Accord commercial entre l’Union européenne et les Etats-Unis : la délégation française du groupe S&D refuse la capitulation de l’Europe

Accord commercial entre l’Union européenne et les États-Unis : la délégation française du groupe S&D s’oppose à sa mise en œuvre

La délégation française du groupe S&D au Parlement européen a voté contre deux propositions visant à mettre en œuvre l’accord commercial entre l’Union européenne et les États-Unis, connu sous le nom d’ »accord de Turnberry ». Les membres de cette délégation jugent cet accord inégal et injuste, affirmant qu’il est contraire aux intérêts de l’Europe. Selon eux, les États-Unis augmentent leurs droits de douane tandis que l’Europe les réduit, entraînant une ouverture unilatérale du marché européen.

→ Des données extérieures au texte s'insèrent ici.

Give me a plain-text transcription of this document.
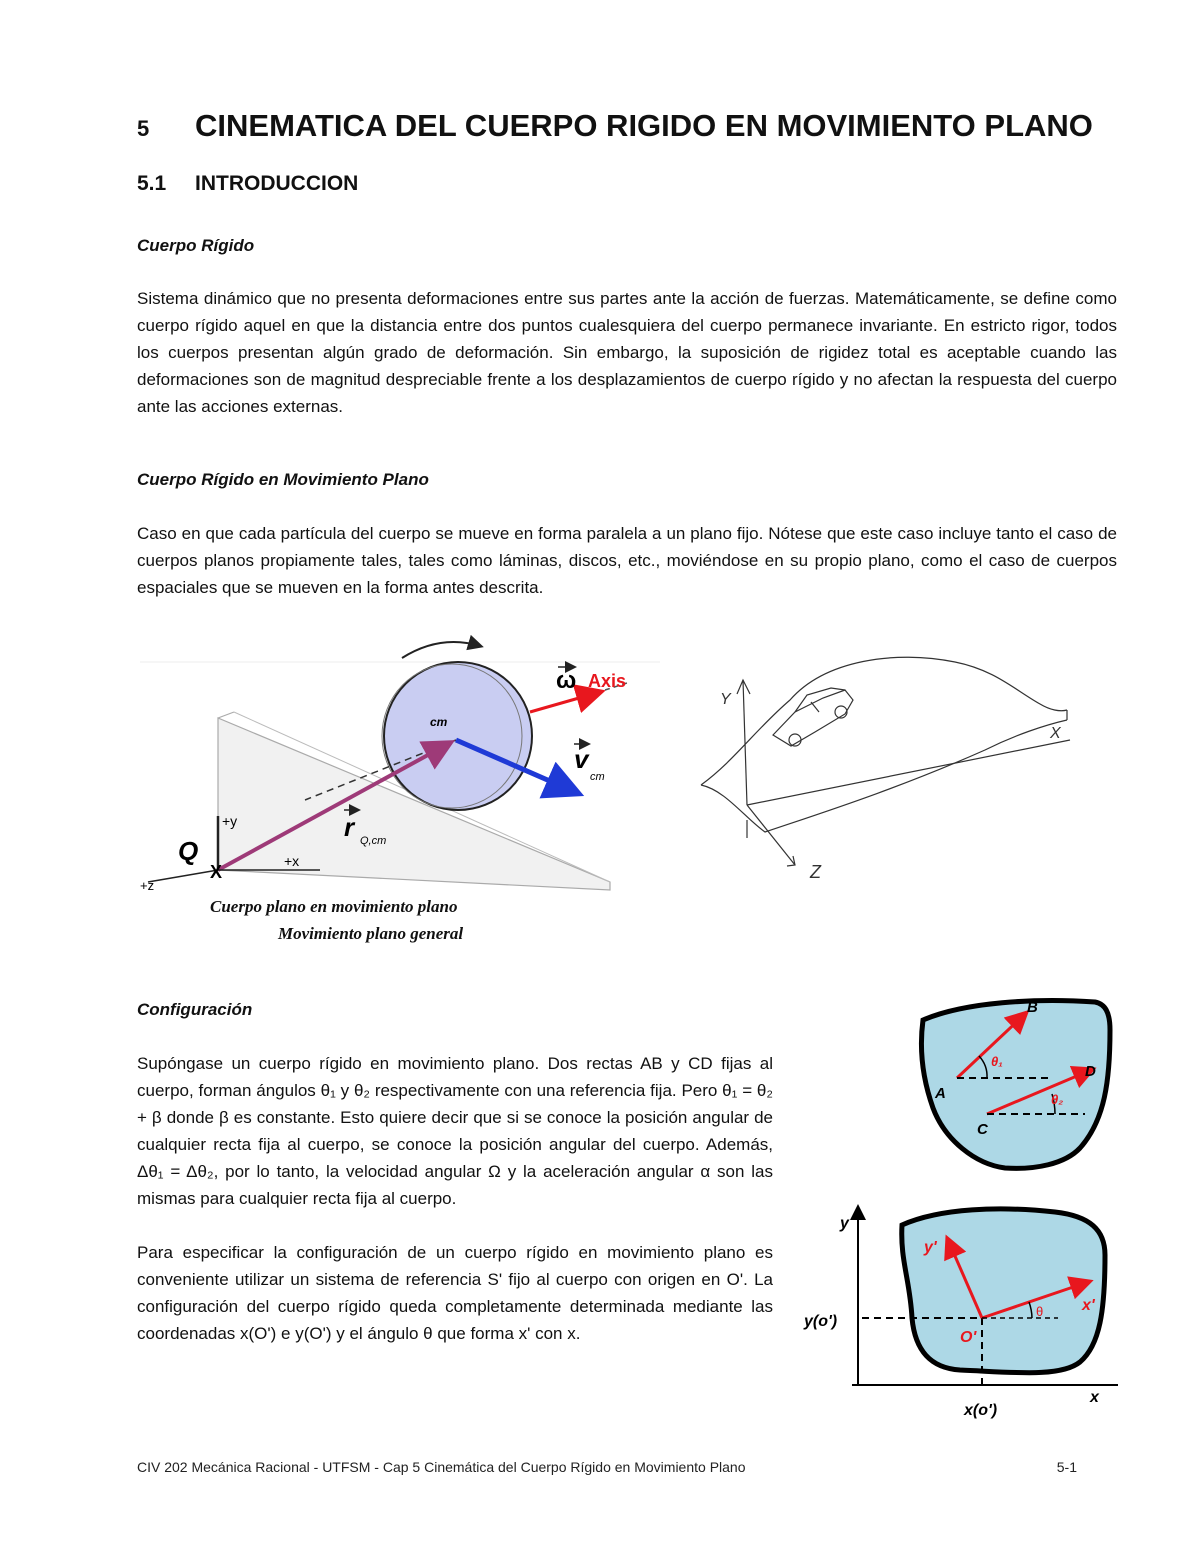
5 CINEMATICA DEL CUERPO RIGIDO EN MOVIMIENTO PLANO
5.1 INTRODUCCION
Cuerpo Rígido
Sistema dinámico que no presenta deformaciones entre sus partes ante la acción de fuerzas. Matemáticamente, se define como cuerpo rígido aquel en que la distancia entre dos puntos cualesquiera del cuerpo permanece invariante. En estricto rigor, todos los cuerpos presentan algún grado de deformación. Sin embargo, la suposición de rigidez total es aceptable cuando las deformaciones son de magnitud despreciable frente a los desplazamientos de cuerpo rígido y no afectan la respuesta del cuerpo ante las acciones externas.
Cuerpo Rígido en Movimiento Plano
Caso en que cada partícula del cuerpo se mueve en forma paralela a un plano fijo. Nótese que este caso incluye tanto el caso de cuerpos planos propiamente tales, tales como láminas, discos, etc., moviéndose en su propio plano, como el caso de cuerpos espaciales que se mueven en la forma antes descrita.
X
Q
+y
+x
+z
cm
ω Axis
v
cm
r Q,cm
Cuerpo plano en movimiento plano
Movimiento plano general
Y
X
Z
Configuración

Supóngase un cuerpo rígido en movimiento plano. Dos rectas AB y CD fijas al cuerpo, forman ángulos θ₁ y θ₂ respectivamente con una referencia fija. Pero θ₁ = θ₂ + β donde β es constante. Esto quiere decir que si se conoce la posición angular de cualquier recta fija al cuerpo, se conoce la posición angular del cuerpo. Además, Δθ₁ = Δθ₂, por lo tanto, la velocidad angular Ω y la aceleración angular α son las mismas para cualquier recta fija al cuerpo.

Para especificar la configuración de un cuerpo rígido en movimiento plano es conveniente utilizar un sistema de referencia S' fijo al cuerpo con origen en O'. La configuración del cuerpo rígido queda completamente determinada mediante las coordenadas x(O') e y(O') y el ángulo θ que forma x' con x.

A
B
C
D
θ₁
θ₂
y
x
y'
x'
O'
θ
y(o')
x(o')
CIV 202 Mecánica Racional - UTFSM - Cap 5 Cinemática del Cuerpo Rígido en Movimiento Plano	5-1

Les critiques soulignent que cet accord menace l’industrie européenne, les États-Unis imposant des droits de douane de 50 % sur l’acier et l’aluminium, ainsi que de 15 % sur d’autres produits, alors que l’Europe abolit ses propres droits de douane sur 100 % des produits industriels américains. Ils estiment que cette situation est économiquement absurde, surtout dans un contexte où l’Europe fait face à la surcapacité industrielle chinoise.

Les opposants à l’accord qualifient également ce dernier d’illégitime et illégal, soulignant qu’il a été négocié sous pression et sans mandat de la Commission européenne. De plus, ils critiquent des concessions qu’ils jugent inacceptables, telles que l’achat de 750 milliards de dollars d’énergie américaine, principalement fossile, et la promesse de 600 milliards de dollars d’investissements dans l’économie américaine, alors que l’Europe fait face à un manque d’investissements sur son propre territoire.

Les critiques mettent en avant que cet accord est fragile et caduc, ayant déjà été violé par les États-Unis. Ils soulignent que la Cour suprême des États-Unis a jugé que l’ancien président Trump n’avait pas le pouvoir d’imposer les droits de douane prévus.

Enfin, la situation géopolitique actuelle, marquée par l’abandon de l’Ukraine face à la pression russe et les tensions au Moyen-Orient, est utilisée pour illustrer le rapport de force défavorable que représente cet accord. Les opposants affirment qu’accepter un tel accord envoie un message erroné, celui que l’intimidation est payante.

L’accord de Turnberry, déjà jugé inacceptable en août, est perçu comme encore plus problématique aujourd’hui. Les critiques insistent sur la nécessité pour l’Union européenne de défendre sa souveraineté, son industrie, ses objectifs climatiques et ses emplois, tout en évitant un désarmement commercial.

Source : Informations fournies par la délégation française du groupe S&D au Parlement européen.